Wave-Optics Modeling of the Optical-Transport Line for Passive Optical Stochastic Cooling

TL;DR

This paper models the optical transport line in optical stochastic cooling using wave-optics simulations to support a Fermilab experiment, estimating energy kicks in electron beams for improved beam cooling.

Contribution

It presents wave-optics simulation results of the optical transport line for OSC, supporting a proof-of-principle experiment at Fermilab's IOTA.

Findings

Simulation estimates of energy kicks in 100-MeV electrons.

Validation of focusing optics for OSC system.

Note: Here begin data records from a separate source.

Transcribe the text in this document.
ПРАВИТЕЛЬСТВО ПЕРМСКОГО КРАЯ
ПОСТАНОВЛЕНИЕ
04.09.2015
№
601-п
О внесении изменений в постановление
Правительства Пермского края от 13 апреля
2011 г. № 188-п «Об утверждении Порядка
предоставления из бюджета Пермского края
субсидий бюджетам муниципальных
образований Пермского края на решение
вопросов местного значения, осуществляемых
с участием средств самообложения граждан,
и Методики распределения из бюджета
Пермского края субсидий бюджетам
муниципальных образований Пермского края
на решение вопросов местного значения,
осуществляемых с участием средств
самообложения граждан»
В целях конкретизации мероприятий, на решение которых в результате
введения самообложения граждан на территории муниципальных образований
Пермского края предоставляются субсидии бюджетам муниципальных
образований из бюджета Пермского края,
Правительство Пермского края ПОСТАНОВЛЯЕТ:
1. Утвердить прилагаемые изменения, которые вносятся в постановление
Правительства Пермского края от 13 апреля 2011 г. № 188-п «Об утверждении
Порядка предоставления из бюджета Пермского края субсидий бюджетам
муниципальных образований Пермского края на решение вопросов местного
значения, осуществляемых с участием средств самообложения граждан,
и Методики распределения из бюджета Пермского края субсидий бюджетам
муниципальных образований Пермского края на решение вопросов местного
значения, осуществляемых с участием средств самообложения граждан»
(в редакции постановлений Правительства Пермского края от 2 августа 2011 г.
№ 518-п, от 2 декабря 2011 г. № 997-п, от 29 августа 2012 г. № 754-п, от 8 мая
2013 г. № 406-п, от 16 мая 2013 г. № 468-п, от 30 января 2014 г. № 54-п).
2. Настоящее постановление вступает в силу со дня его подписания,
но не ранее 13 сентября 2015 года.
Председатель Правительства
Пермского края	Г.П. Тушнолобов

Support for experimental design at Fermilab.

Abstract

Optical stochastic cooling (OSC) is expected to enable fast cooling of dense particle beams. Transition from microwave to optical frequencies enables an achievement of stochastic cooling rates which are orders of magnitude higher than ones achievable with the classical microwave based stochastic cooling systems. A subsytem critical to the OSC scheme is the focusing optics used to image radiation from the upstream "pickup" undulator to the downstream "kicker" undulator. In this paper, we present simulation results using wave-optics calculation carried out with the {\sc Synchrotron Radiation Workshop} (SRW). Our simulations are performed in support to a proof-of-principle experiment planned at the Integrable Optics Test Accelerator (IOTA) at Fermilab. The calculations provide an estimate of the energy kick received by a 100-MeV electron as it propagates in the kicker undulator and interacts with the electromagnetic pulse it radiated at an earlier time while traveling through the pickup undulator.